Film & TV

Luis Buñuel’s Political Films Defy Categorization

Salvador Simó’s Buñuel in the Labyrinth of the Turtles (Sygnatia/The Glow/Submarine/Canal Extremadura TV/Aragon TV/IMDb)
A terrific new animated film explains the secrets of surrealism.

Finally, a serious animated film and a political one at that: Buñuel in the Labyrinth of the Turtles, by Spanish animator Salvador Simó, is the most straightforward artist’s bio-pic made this century. It opens up the complex personality of Spanish filmmaker Luis Buñuel, using two-dimensional, cut-out images that give its narrative surprising clarity. Children could enjoy watching the story as an ever-changing fable, but adults will get more out of its depiction of multifaceted political art.

Buñuel was a prominent figure in the early-20th-century surrealist-art movement, which means he was a somewhat avowed anarchist. Simó introduces Buñuel during a soirée where colleagues discuss their philosophies: “Art is about changing laws,” “It’s about making people think,” or “It’s mental masturbation.” Imagine Woody Allen’s Midnight in Paris done right, without trite celebrity name-dropping but pinpointing a significant cultural and political moment: It is the 1930 premiere of Buñuel’s first masterpiece, L’Âge d’Or, a truly great movie that changed the use of cinema and forced audiences to have new perceptions of a then-young art form.

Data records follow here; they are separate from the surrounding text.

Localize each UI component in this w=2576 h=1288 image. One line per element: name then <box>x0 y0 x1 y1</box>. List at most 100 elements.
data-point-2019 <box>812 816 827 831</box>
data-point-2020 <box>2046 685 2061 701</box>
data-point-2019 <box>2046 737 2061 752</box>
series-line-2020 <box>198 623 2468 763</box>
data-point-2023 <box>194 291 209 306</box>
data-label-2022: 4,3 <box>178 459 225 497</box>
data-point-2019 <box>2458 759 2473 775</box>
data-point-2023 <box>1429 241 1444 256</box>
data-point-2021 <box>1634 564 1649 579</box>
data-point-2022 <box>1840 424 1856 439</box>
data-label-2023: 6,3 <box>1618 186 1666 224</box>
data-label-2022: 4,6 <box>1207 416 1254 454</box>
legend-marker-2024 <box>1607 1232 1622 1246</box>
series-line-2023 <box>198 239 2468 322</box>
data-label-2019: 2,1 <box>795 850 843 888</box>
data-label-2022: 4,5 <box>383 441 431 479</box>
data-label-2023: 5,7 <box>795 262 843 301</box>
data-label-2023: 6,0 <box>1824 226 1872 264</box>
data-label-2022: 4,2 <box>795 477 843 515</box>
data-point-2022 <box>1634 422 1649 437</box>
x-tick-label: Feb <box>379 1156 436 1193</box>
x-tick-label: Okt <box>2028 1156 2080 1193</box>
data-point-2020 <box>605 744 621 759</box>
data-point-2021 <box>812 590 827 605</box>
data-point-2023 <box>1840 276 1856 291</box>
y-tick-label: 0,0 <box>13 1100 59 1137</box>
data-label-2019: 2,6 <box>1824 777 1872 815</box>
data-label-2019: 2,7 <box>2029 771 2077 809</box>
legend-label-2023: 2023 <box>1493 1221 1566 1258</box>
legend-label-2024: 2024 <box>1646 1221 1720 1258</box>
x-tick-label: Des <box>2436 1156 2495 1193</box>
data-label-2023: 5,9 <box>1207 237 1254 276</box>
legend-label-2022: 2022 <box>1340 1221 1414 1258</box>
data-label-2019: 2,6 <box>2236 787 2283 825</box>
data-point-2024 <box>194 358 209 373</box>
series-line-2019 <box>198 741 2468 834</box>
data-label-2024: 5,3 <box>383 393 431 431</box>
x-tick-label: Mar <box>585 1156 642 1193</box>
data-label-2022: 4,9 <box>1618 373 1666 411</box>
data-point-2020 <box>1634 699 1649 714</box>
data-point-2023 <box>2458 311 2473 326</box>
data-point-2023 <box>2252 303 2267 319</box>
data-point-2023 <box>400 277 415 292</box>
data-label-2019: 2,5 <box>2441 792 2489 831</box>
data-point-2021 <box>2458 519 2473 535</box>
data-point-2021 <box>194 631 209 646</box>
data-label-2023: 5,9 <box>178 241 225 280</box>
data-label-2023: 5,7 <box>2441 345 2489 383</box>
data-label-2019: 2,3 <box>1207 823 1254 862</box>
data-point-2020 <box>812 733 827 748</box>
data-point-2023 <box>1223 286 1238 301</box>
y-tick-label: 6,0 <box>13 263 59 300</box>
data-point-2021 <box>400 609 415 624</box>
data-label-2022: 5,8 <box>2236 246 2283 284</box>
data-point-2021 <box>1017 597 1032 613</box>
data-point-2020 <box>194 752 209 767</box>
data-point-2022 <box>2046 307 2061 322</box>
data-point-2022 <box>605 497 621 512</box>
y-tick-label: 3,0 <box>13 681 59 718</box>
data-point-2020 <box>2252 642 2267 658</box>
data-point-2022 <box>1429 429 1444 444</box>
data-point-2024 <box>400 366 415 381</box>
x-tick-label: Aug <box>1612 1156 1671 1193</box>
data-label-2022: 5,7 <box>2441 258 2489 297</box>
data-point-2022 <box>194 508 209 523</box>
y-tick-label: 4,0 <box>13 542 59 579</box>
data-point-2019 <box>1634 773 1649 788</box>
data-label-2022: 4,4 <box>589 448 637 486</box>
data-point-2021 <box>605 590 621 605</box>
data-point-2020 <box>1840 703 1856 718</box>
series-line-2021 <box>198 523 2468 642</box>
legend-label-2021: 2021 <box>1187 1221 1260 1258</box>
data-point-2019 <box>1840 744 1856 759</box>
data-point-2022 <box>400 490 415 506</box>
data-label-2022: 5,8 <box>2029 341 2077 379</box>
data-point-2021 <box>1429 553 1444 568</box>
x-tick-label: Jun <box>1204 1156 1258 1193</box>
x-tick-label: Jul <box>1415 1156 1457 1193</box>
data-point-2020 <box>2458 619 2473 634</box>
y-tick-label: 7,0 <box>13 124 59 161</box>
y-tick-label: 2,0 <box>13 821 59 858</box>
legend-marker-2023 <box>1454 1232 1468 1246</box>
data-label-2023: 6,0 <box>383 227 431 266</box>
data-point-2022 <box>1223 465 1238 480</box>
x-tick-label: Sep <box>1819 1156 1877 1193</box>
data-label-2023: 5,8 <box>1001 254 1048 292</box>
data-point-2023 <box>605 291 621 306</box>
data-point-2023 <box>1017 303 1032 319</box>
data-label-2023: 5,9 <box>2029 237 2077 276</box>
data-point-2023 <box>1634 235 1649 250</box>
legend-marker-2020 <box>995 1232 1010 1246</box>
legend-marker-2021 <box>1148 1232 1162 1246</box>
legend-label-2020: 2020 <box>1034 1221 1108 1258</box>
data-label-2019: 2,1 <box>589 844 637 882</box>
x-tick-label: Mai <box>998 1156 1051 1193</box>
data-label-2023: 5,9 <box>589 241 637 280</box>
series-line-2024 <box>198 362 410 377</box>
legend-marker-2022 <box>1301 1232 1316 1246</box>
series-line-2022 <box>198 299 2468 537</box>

Simó recaptures some of that freshness. Animation prevents actorly eccentricity from coloring the ambivalent motivations of Popular Front partisans who, just before the Spanish Civil War, desire political change (“It’s good to have a coup now and then”) but who are also devoted to expressing their personal urges. (In the most Buñuelian moment, the dashing young artist sees himself as the bald septuagenarian we remember.) Buñuel reacts to his privileged background — not against it. He challenges Church and State precepts while seeking his father’s approval and fulfilling his creative drive.

His follow-up to L’Âge d’Or is a documentary project — Land without Bread — about Spain’s impoverished Las Hurdes region, a former bastion of the Carmelite order that Buñuel treats as a symbol of deprivation that must be remedied. Buñuel and his bohemian friends embark on an adventure wilder and more challenging than any Pixar find-your-way-home formula. In the mountainous Las Hurdes, where the pattern of scaled-roof hovels resembles a tortoise shell, Buñuel reports the destitution, scarcity, and cruel rituals of impoverished man at his most basic. Young husbands decapitate roosters, donkeys used to export honeycombs are prey to bees, goats that fall off mountain edges are used for meat — and no one ever sings. Real-life surrealism.

We see Buñuel arrange a lot of this anthropology, using his pistol to kill a goat so his cameraman can capture the “accident.” Land without Bread could be the first mockumentary, but Simó lets Buñuel’s politicized art project reflect on the history of such legendary liberal conceits as James Agee’s and Walker Evans’s celebrated combination of poetry and photography, Let Us Now Praise Famous Men, in which affluent liberals express their sympathy for the oppressed. Yet Buñuel, one of the sharpest intellects in cinema history, is pitiless. Scenes of Las Hurdes’s schoolkids, orphans being raised simply to receive government subsidy, show them learning rote sociology: “Respect your neighbor’s property,” an irony more startling than the sympathizing of Luchino Visconti’s magnificent working-class ode La Terra Trema (1948).

No conventional portrayal of Buñuel’s political life (as seen in 2008’s Little Ashes) could offer the same complexity as this cartoon, which balances his vanity and his empathy (clamoring, adoring schoolchildren cling to Buñuel for his spiffiness and obvious affection, unaware of his ruthless ambition). Simó appreciates how art and politics mix in film culture and that tough-minded Buñuel evaded easy categorization. (Contemporary Hollywood hipsters such as Adam McKay simply pretend anarchy in The Big Short and the petty, appalling Vice.)

Critics routinely cite Buñuel’s atheism, pigeonholing Buñuel as a Marxist, but his best films are great — dizzying — because they outfox political dogma. Simó understands how Buñuel’s Catholic background — his humanist sensitivity — always informed his political critique and his satire, whether the sociological Los Olvidados (The Young and the Damned, 1950) or the psychological Belle de Jour (1968). To craft a cartoon about the making of Land without Bread so that, in this context, interspersed clips immortalize these peasants’ lives once again — that’s a project worthy of Buñuel’s impish genius.